É, portanto, extremamente contraditório e insustentável que os EUA altamente endividados (inclusive com pesada dívida externa líquida), com grandes déficits, que se desindustrializam seguidamente, com enormes gastos militares, terem tal poder sobre os destinos do sistema monetário internacional. Do ponto de vista estrutural não há saída para esta situação que não seja a adoção de outra arquitetura, mais equilibrada, sem hegemonias.
Em conclusão, as turbulências nos mercados financeiros e cambiais dos países em desenvolvimento nada têm de “natural”. Ao contrário, têm como causa primária os desequilíbrios e contradições do sistema monetário internacional dominado pelos EUA. Hoje em dia, o dólar, a política monetária e cambial dos EUA tem sido um instrumento fundamental para que este país exerça sua hegemonia imperialista.
O que há de realmente novo na economia mundial é a ascensão de grandes e médios polos econômicos e políticos a partir da periferia do sistema. Esta é uma tendência estrutural que, apesar dos percalços, não deve esgotar-se tão cedo. Estes países, de todos os continentes, especialmente a Ásia, tem mostrado grande dinamismo, capacidade de articulação e resistência, tendo como objetivo central o desenvolvimento nacional. Eles têm altos volumes de reservas internacionais em dólar e, ao mesmo tempo têm procurado insistentemente formas alternativas de comércio em que colocam o dólar de lado. Particularmente a China tem assumido acordos com dezenas de países com esta configuração[ii]. Há também iniciativas visando à criação de fundos e bancos de fomento ao desenvolvimento entre eles.

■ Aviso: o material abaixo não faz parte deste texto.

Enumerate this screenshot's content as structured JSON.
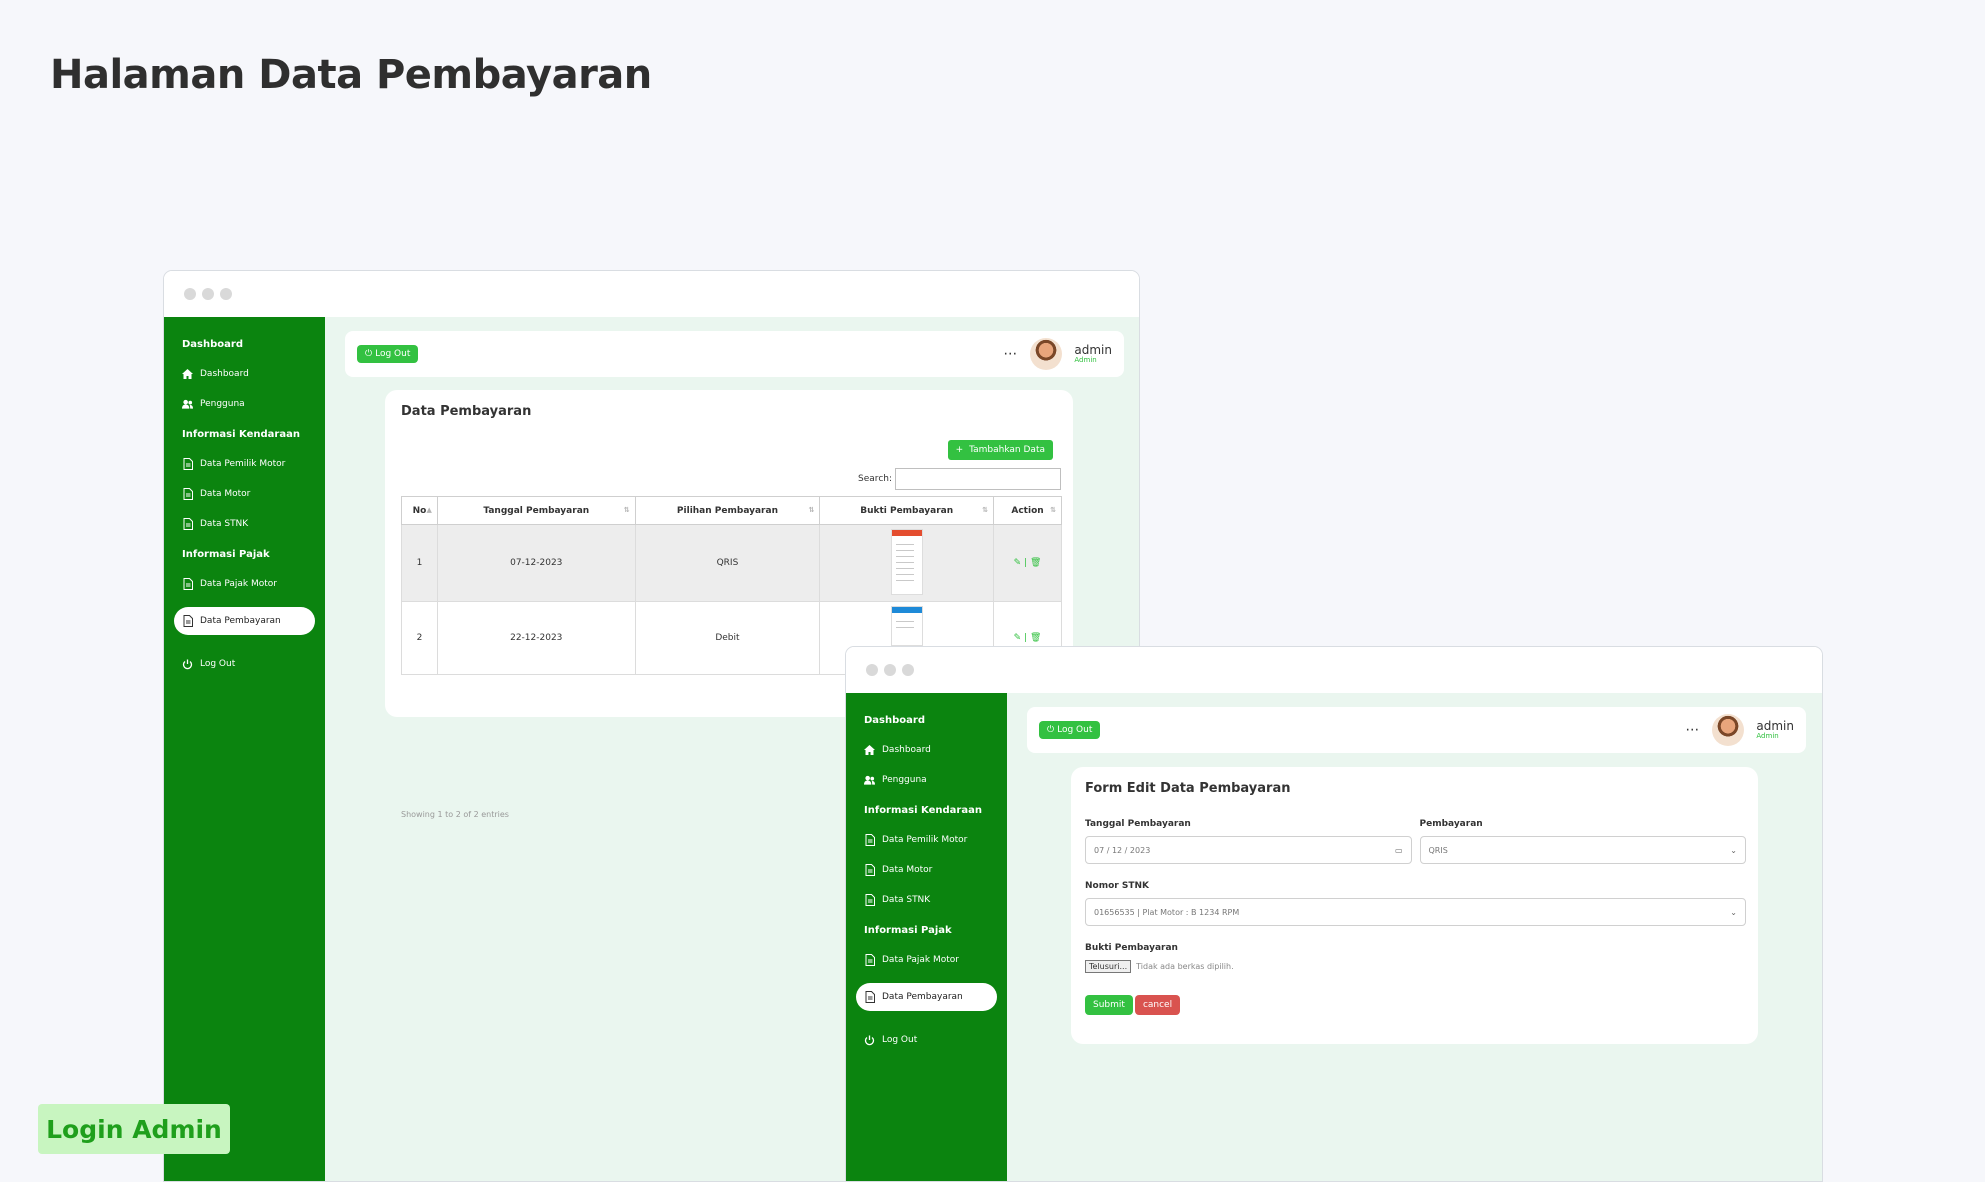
{
  "page_title": "Halaman Data Pembayaran",
  "login_badge": "Login Admin",
  "sidebar": {
    "section_dashboard": "Dashboard",
    "item_dashboard": "Dashboard",
    "item_pengguna": "Pengguna",
    "section_kendaraan": "Informasi Kendaraan",
    "item_pemilik": "Data Pemilik Motor",
    "item_motor": "Data Motor",
    "item_stnk": "Data STNK",
    "section_pajak": "Informasi Pajak",
    "item_pajak_motor": "Data Pajak Motor",
    "item_pembayaran": "Data Pembayaran",
    "item_logout": "Log Out"
  },
  "topbar": {
    "logout_label": "Log Out",
    "more_icon": "⋯",
    "user_name": "admin",
    "user_role": "Admin"
  },
  "list_view": {
    "title": "Data Pembayaran",
    "add_button": "Tambahkan Data",
    "search_label": "Search:",
    "columns": [
      "No",
      "Tanggal Pembayaran",
      "Pilihan Pembayaran",
      "Bukti Pembayaran",
      "Action"
    ],
    "rows": [
      {
        "no": "1",
        "tanggal": "07-12-2023",
        "pilihan": "QRIS",
        "action": "✎ | 🗑"
      },
      {
        "no": "2",
        "tanggal": "22-12-2023",
        "pilihan": "Debit",
        "action": "✎ | 🗑"
      }
    ],
    "entries_info": "Showing 1 to 2 of 2 entries"
  },
  "form_view": {
    "title": "Form Edit Data Pembayaran",
    "tanggal_label": "Tanggal Pembayaran",
    "tanggal_value": "07 / 12 / 2023",
    "pembayaran_label": "Pembayaran",
    "pembayaran_value": "QRIS",
    "stnk_label": "Nomor STNK",
    "stnk_value": "01656535 | Plat Motor : B 1234 RPM",
    "bukti_label": "Bukti Pembayaran",
    "file_button": "Telusuri...",
    "file_status": "Tidak ada berkas dipilih.",
    "submit_label": "Submit",
    "cancel_label": "cancel"
  },
  "colors": {
    "sidebar_green": "#0b840f",
    "accent_green": "#33c141",
    "danger": "#d9534f",
    "content_bg": "#eaf6ef"
  }
}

Estreitar a relação entre os países em desenvolvimento é uma questão de sobrevivência nacional para cada um deles. Só se pode efetivamente alcançar o desenvolvimento com a defesa das economias e moedas nacionais, a exemplo do que fizeram os representantes brasileiros em Sydney.
(primeira parte)
[i] O G-20 reúne além do tradicional G-7 – EUA, Japão, Alemanha, Reino Unido, França, Itália e Canadá – os assim chamados emergentes: Brasil, Rússia, Índia, China e África do Sul (Brics), a Arábia Saudita, Turquia, Indonésia, Coréia do Sul, Austrália, Argentina e México. Além destes 19 países participam também representantes da União Europeia.
[ii] Para aprofundar conhecimentos nesta matéria sugiro a leitura do rico artigo On the “bombshell” dropped by China on 20 November 2013, de Valentin Katasonov, 29/11/2013.
*Dilermando Toni é economista e membro do Comitê Central do PCdoB.